全額公費で集団接種 栃木・大田原 小6子宮頸がん予防(産経新聞)

 栃木県大田原市は5月から、小学校6年生の女子児童を対象に全額公費負担で子宮頸がん予防ワクチンの集団接種を開始する。子宮頸がん予防のワクチン接種に関しては、新潟県魚沼市や兵庫県明石市が接種希望者に全額助成しているが、日本産科婦人科学会によると、公費負担での集団接種は全国初とみられる。
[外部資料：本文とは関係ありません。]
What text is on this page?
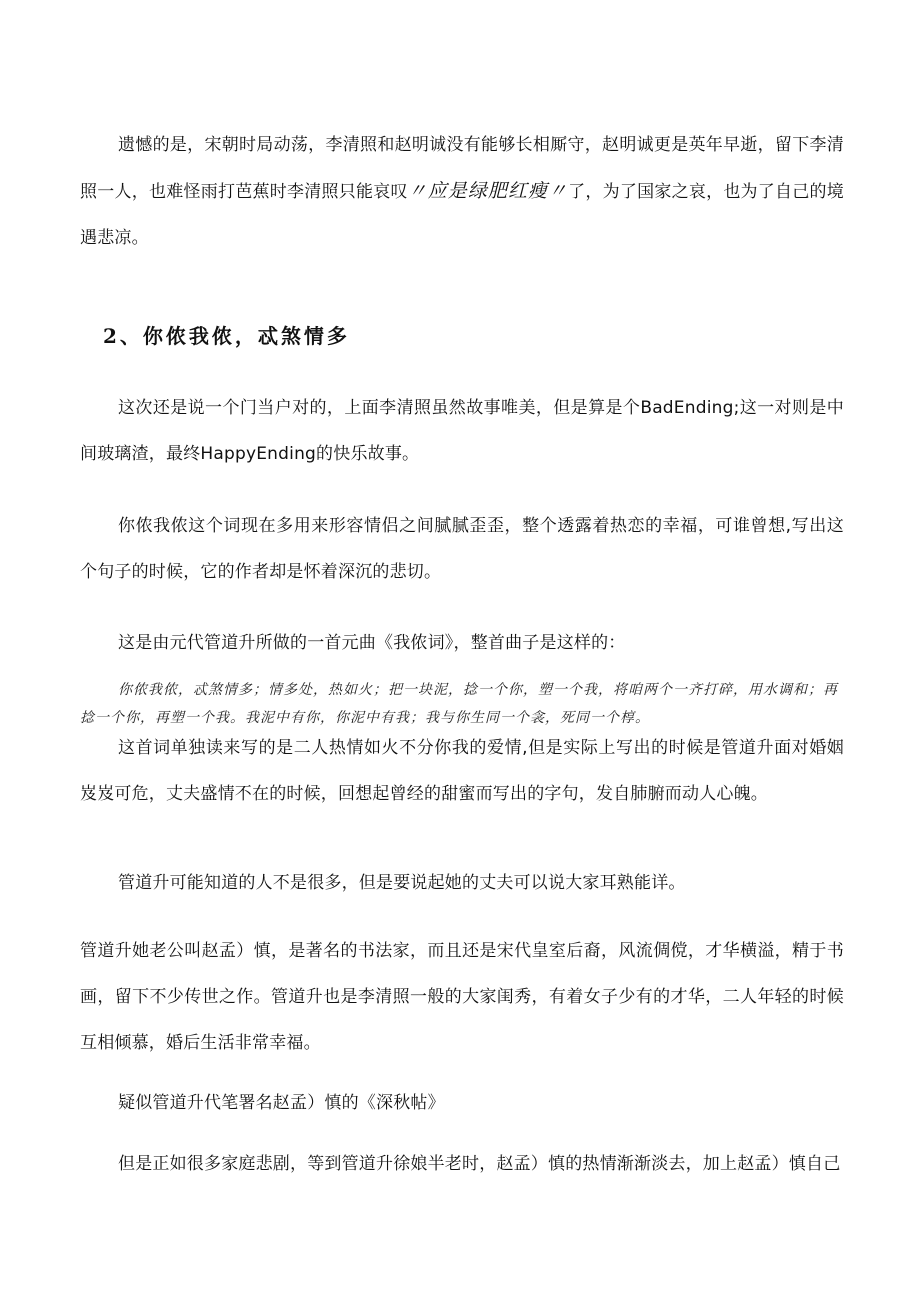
遗憾的是，宋朝时局动荡，李清照和赵明诚没有能够长相厮守，赵明诚更是英年早逝，留下李清照一人，也难怪雨打芭蕉时李清照只能哀叹〃应是绿肥红瘦〃了，为了国家之哀，也为了自己的境遇悲凉。

2、你侬我侬，忒煞情多

这次还是说一个门当户对的，上面李清照虽然故事唯美，但是算是个BadEnding;这一对则是中间玻璃渣，最终HappyEnding的快乐故事。

你侬我侬这个词现在多用来形容情侣之间腻腻歪歪，整个透露着热恋的幸福，可谁曾想,写出这个句子的时候，它的作者却是怀着深沉的悲切。

这是由元代管道升所做的一首元曲《我侬词》，整首曲子是这样的：

你侬我侬，忒煞情多；情多处，热如火；把一块泥，捻一个你，塑一个我，将咱两个一齐打碎，用水调和；再捻一个你，再塑一个我。我泥中有你，你泥中有我；我与你生同一个衾，死同一个椁。

这首词单独读来写的是二人热情如火不分你我的爱情,但是实际上写出的时候是管道升面对婚姻岌岌可危，丈夫盛情不在的时候，回想起曾经的甜蜜而写出的字句，发自肺腑而动人心魄。

管道升可能知道的人不是很多，但是要说起她的丈夫可以说大家耳熟能详。

管道升她老公叫赵孟）慎，是著名的书法家，而且还是宋代皇室后裔，风流倜傥，才华横溢，精于书画，留下不少传世之作。管道升也是李清照一般的大家闺秀，有着女子少有的才华，二人年轻的时候互相倾慕，婚后生活非常幸福。

疑似管道升代笔署名赵孟）慎的《深秋帖》

但是正如很多家庭悲剧，等到管道升徐娘半老时，赵孟）慎的热情渐渐淡去，加上赵孟）慎自己
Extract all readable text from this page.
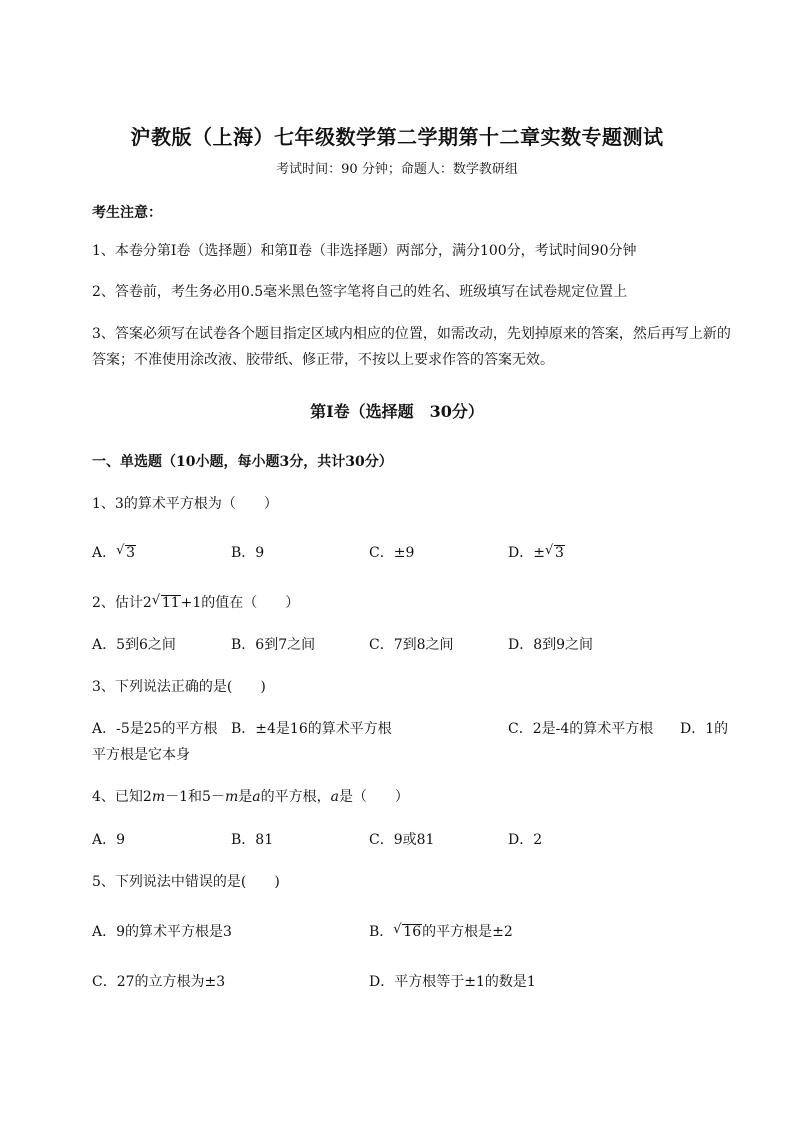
沪教版（上海）七年级数学第二学期第十二章实数专题测试
考试时间：90 分钟；命题人：数学教研组
考生注意：
1、本卷分第Ⅰ卷（选择题）和第Ⅱ卷（非选择题）两部分，满分100分，考试时间90分钟
2、答卷前，考生务必用0.5毫米黑色签字笔将自己的姓名、班级填写在试卷规定位置上
3、答案必须写在试卷各个题目指定区域内相应的位置，如需改动，先划掉原来的答案，然后再写上新的答案；不准使用涂改液、胶带纸、修正带，不按以上要求作答的答案无效。
第Ⅰ卷（选择题　30分）
一、单选题（10小题，每小题3分，共计30分）
1、3的算术平方根为（　　）
A． √ 3	B．9	C．±9	D．± √ 3
2、估计2 √ 11+1的值在（　　）
A．5到6之间	B．6到7之间	C．7到8之间	D．8到9之间
3、下列说法正确的是(　　)
A．-5是25的平方根 B．±4是16的算术平方根	C．2是-4的算术平方根 D．1的
平方根是它本身
4、已知2m－1和5－m是a的平方根，a是（　　）
A．9	B．81	C．9或81	D．2
5、下列说法中错误的是(　　)
A．9的算术平方根是3	B． √ 16的平方根是±2
C．27的立方根为±3	D．平方根等于±1的数是1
 子宮頸がんはヒトパピローマウイルス(HPV)が原因で発症。性交渉を通じて感染するため、予防には若年層へのワクチン接種が有効とされる。同学会などは11〜14歳を中心にワクチン接種を奨励しているが、費用が3回接種で5万〜6万円と高額なのがネックとなっている。

 大田原市によると、対象となる小6女児は約350人。本年度予算に約1100万円を計上、5月中旬から市内の各小学校で集団接種を行う。すでに校長への説明会を開いたほか、小6女児の保護者らを対象に子宮頸がん予防の講演会を行うなど準備を進めている。

 自治医科大の鈴木光明教授によると、国内では年間約1万5千人が子宮頸がんを発症し、約3500人が死亡。ほかにも病気がある中で子宮頸がんを優先することに慎重な意見もあるが、鈴木教授は「予防にはがん検診とワクチンの両方が大事。個別接種ではやはり接種率が下がる」と訴えている。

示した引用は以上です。